If you allow models to think for a while they do much better than if you just ask them to answer the question. By “think for a while” we mean they generate one sentence after another in the same way a human would. Their ability to use chain of thought seems to come essentially entirely from copying human chains of thought rather than e.g. using filler tokens to parallelize cognition or RL fine-tuning teaching them novel cognitive strategies.
I agree that models also memorize a lot of facts. Almost all the facts they actually use are facts that humans know, which they memorized by observing humans using them or stating them. So I don’t really consider this evidence one way or the other.
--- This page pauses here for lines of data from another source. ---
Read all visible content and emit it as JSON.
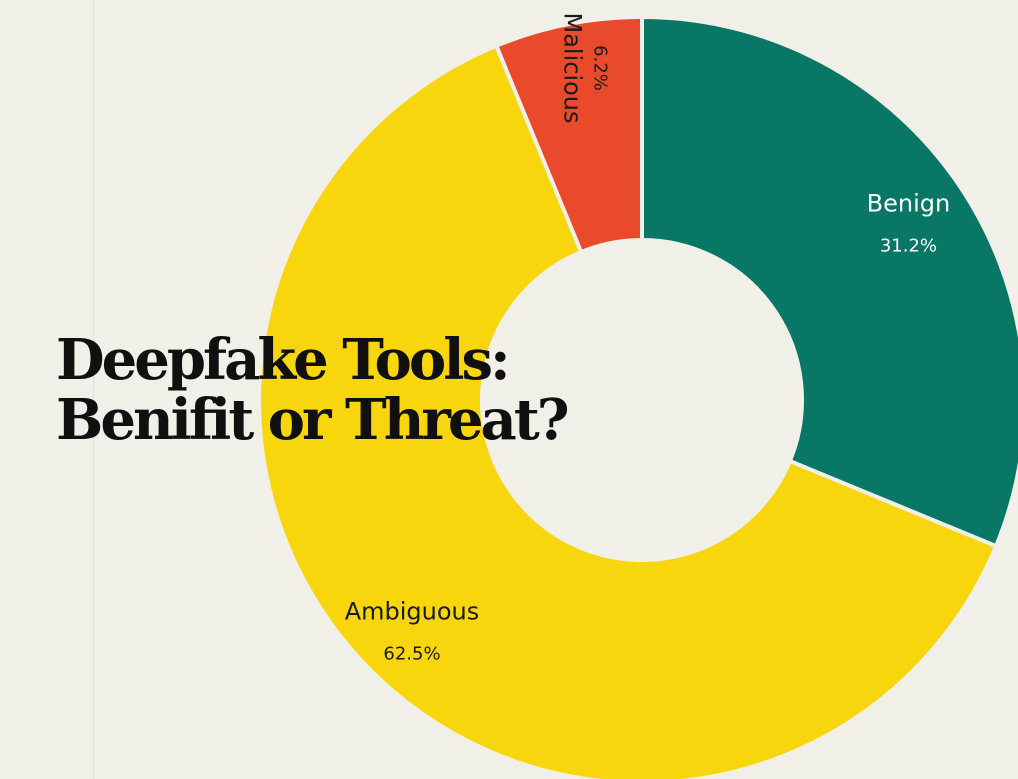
{
  "title": {
    "line1": "Deepfake Tools:",
    "line2": "Benifit or Threat?"
  },
  "chart_data": {
    "type": "pie",
    "donut": true,
    "title": "Deepfake Tools: Benifit or Threat?",
    "slices": [
      {
        "name": "Benign",
        "value": 31.2,
        "value_label": "31.2%",
        "color": "#087766",
        "text_color": "#ffffff"
      },
      {
        "name": "Ambiguous",
        "value": 62.5,
        "value_label": "62.5%",
        "color": "#f8d60e",
        "text_color": "#1a1a1a"
      },
      {
        "name": "Malicious",
        "value": 6.2,
        "value_label": "6.2%",
        "color": "#ea4a2c",
        "text_color": "#1a1a1a"
      }
    ],
    "legend": "none",
    "grid": false
  },
  "colors": {
    "background": "#f0efe8",
    "title": "#101010",
    "slice_border": "#f0efe8"
  }
}
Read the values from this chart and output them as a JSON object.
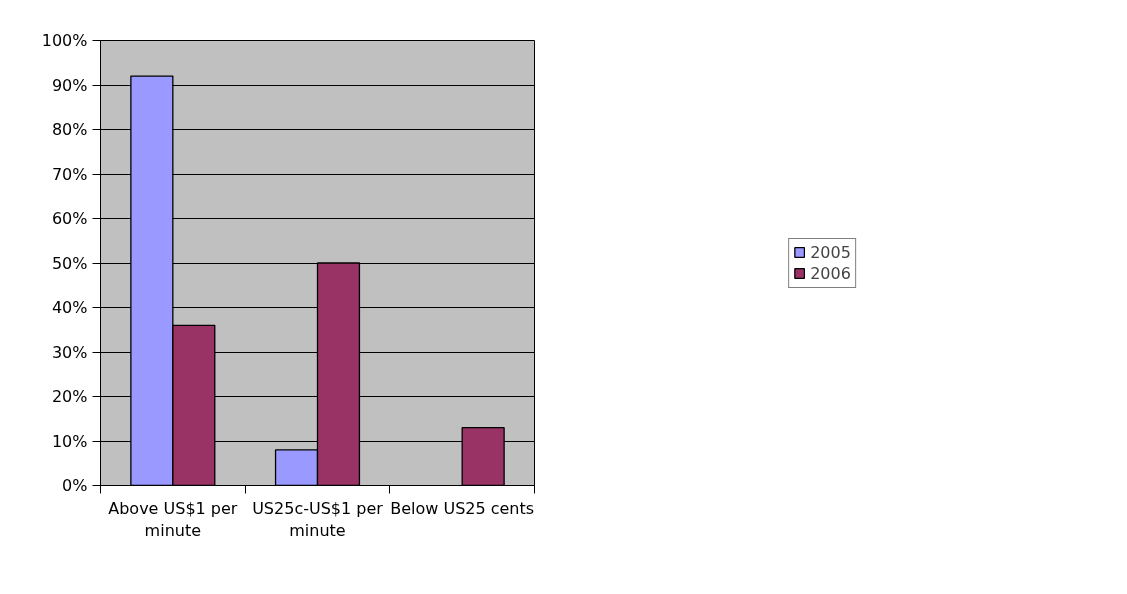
{
  "chart_data": {
    "type": "bar",
    "categories": [
      "Above US$1 per minute",
      "US25c-US$1 per minute",
      "Below US25 cents"
    ],
    "series": [
      {
        "name": "2005",
        "color": "#9999ff",
        "values": [
          92,
          8,
          null
        ]
      },
      {
        "name": "2006",
        "color": "#993366",
        "values": [
          36,
          50,
          13
        ]
      }
    ],
    "ylim": [
      0,
      100
    ],
    "yticks": [
      {
        "value": 0,
        "label": "0%"
      },
      {
        "value": 10,
        "label": "10%"
      },
      {
        "value": 20,
        "label": "20%"
      },
      {
        "value": 30,
        "label": "30%"
      },
      {
        "value": 40,
        "label": "40%"
      },
      {
        "value": 50,
        "label": "50%"
      },
      {
        "value": 60,
        "label": "60%"
      },
      {
        "value": 70,
        "label": "70%"
      },
      {
        "value": 80,
        "label": "80%"
      },
      {
        "value": 90,
        "label": "90%"
      },
      {
        "value": 100,
        "label": "100%"
      }
    ],
    "grid": "y",
    "legend": "right"
  }
}
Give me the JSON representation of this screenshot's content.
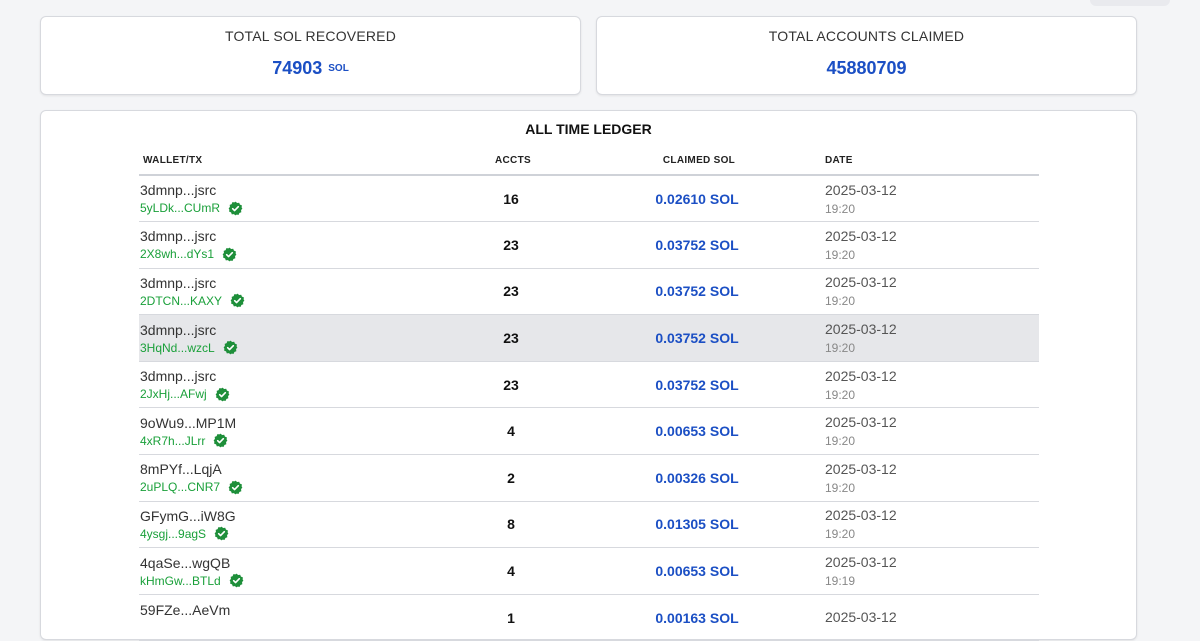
{
  "stats": {
    "sol_recovered": {
      "label": "TOTAL SOL RECOVERED",
      "value": "74903",
      "unit": "SOL"
    },
    "accounts_claimed": {
      "label": "TOTAL ACCOUNTS CLAIMED",
      "value": "45880709"
    }
  },
  "ledger": {
    "title": "ALL TIME LEDGER",
    "columns": {
      "wallet": "WALLET/TX",
      "accts": "ACCTS",
      "claimed": "CLAIMED SOL",
      "date": "DATE"
    },
    "rows": [
      {
        "wallet": "3dmnp...jsrc",
        "tx": "5yLDk...CUmR",
        "accts": "16",
        "sol": "0.02610 SOL",
        "date": "2025-03-12",
        "time": "19:20"
      },
      {
        "wallet": "3dmnp...jsrc",
        "tx": "2X8wh...dYs1",
        "accts": "23",
        "sol": "0.03752 SOL",
        "date": "2025-03-12",
        "time": "19:20"
      },
      {
        "wallet": "3dmnp...jsrc",
        "tx": "2DTCN...KAXY",
        "accts": "23",
        "sol": "0.03752 SOL",
        "date": "2025-03-12",
        "time": "19:20"
      },
      {
        "wallet": "3dmnp...jsrc",
        "tx": "3HqNd...wzcL",
        "accts": "23",
        "sol": "0.03752 SOL",
        "date": "2025-03-12",
        "time": "19:20"
      },
      {
        "wallet": "3dmnp...jsrc",
        "tx": "2JxHj...AFwj",
        "accts": "23",
        "sol": "0.03752 SOL",
        "date": "2025-03-12",
        "time": "19:20"
      },
      {
        "wallet": "9oWu9...MP1M",
        "tx": "4xR7h...JLrr",
        "accts": "4",
        "sol": "0.00653 SOL",
        "date": "2025-03-12",
        "time": "19:20"
      },
      {
        "wallet": "8mPYf...LqjA",
        "tx": "2uPLQ...CNR7",
        "accts": "2",
        "sol": "0.00326 SOL",
        "date": "2025-03-12",
        "time": "19:20"
      },
      {
        "wallet": "GFymG...iW8G",
        "tx": "4ysgj...9agS",
        "accts": "8",
        "sol": "0.01305 SOL",
        "date": "2025-03-12",
        "time": "19:20"
      },
      {
        "wallet": "4qaSe...wgQB",
        "tx": "kHmGw...BTLd",
        "accts": "4",
        "sol": "0.00653 SOL",
        "date": "2025-03-12",
        "time": "19:19"
      },
      {
        "wallet": "59FZe...AeVm",
        "tx": "",
        "accts": "1",
        "sol": "0.00163 SOL",
        "date": "2025-03-12",
        "time": ""
      }
    ],
    "highlighted_row": 3
  },
  "icons": {
    "verified": "check-badge-icon"
  },
  "colors": {
    "accent": "#1b4fc4",
    "tx_green": "#1aa03a",
    "verified_green": "#1e8f3a"
  }
}
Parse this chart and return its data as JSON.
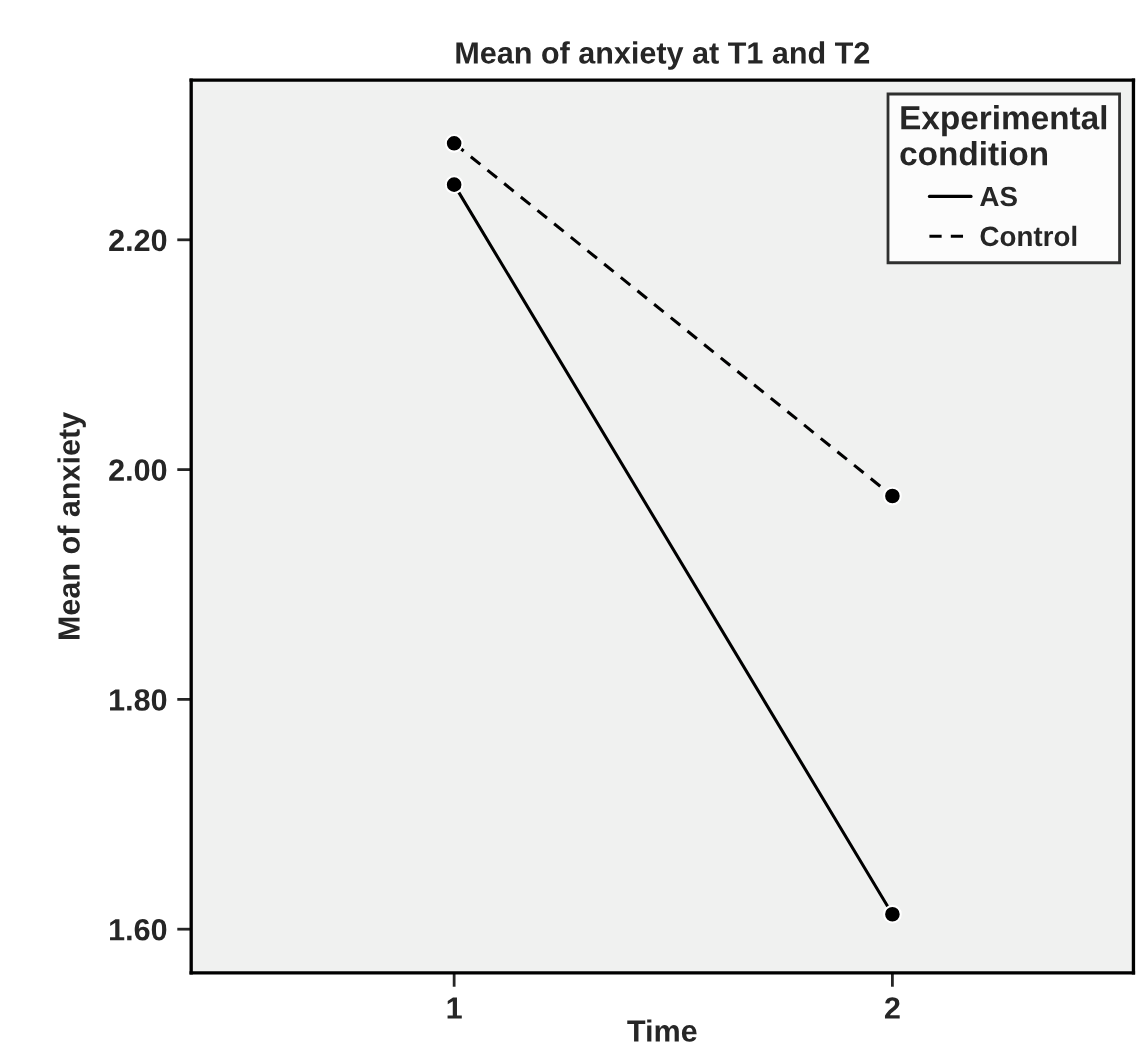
{
  "chart_data": {
    "type": "line",
    "title": "Mean of anxiety at T1 and T2",
    "xlabel": "Time",
    "ylabel": "Mean of anxiety",
    "x": [
      1,
      2
    ],
    "xlim": [
      0.4,
      2.55
    ],
    "xticks": [
      1,
      2
    ],
    "ylim": [
      1.562,
      2.339
    ],
    "yticks": [
      {
        "value": 1.6,
        "label": "1.60"
      },
      {
        "value": 1.8,
        "label": "1.80"
      },
      {
        "value": 2.0,
        "label": "2.00"
      },
      {
        "value": 2.2,
        "label": "2.20"
      }
    ],
    "series": [
      {
        "name": "AS",
        "color": "#000000",
        "values": [
          2.248,
          1.613
        ],
        "line_style": "solid"
      },
      {
        "name": "Control",
        "color": "#000000",
        "values": [
          2.284,
          1.977
        ],
        "line_style": "dashed"
      }
    ],
    "marker": "circle",
    "legend": "top right",
    "legend_title": "Experimental\ncondition",
    "grid": false
  }
}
If you want to state any concrete prediction about the future I’m happy to say whether I agree with it. For example:
- I think that the gap between “spit out an answer” and chain of thought / tool use / decomposition will continue to grow. (Even as chain of thought becomes increasingly unfaithful for questions of any fixed difficulty, since models become increasingly able to answer such questions in a single shot.)
- I think there is a significant chance decomposition is a big part of that cluster, say a 50% chance that context-hiding decomposition obviously improves performance by an amount comparable to chain of thought.
- I think that end-to-end RL on task performance will continue to result in models that use superficially human-comprehensible reasoning steps, break tasks into human-comprehensible pieces, and use human interfaces for tools.
My sense right now is that this feels a bit semantic.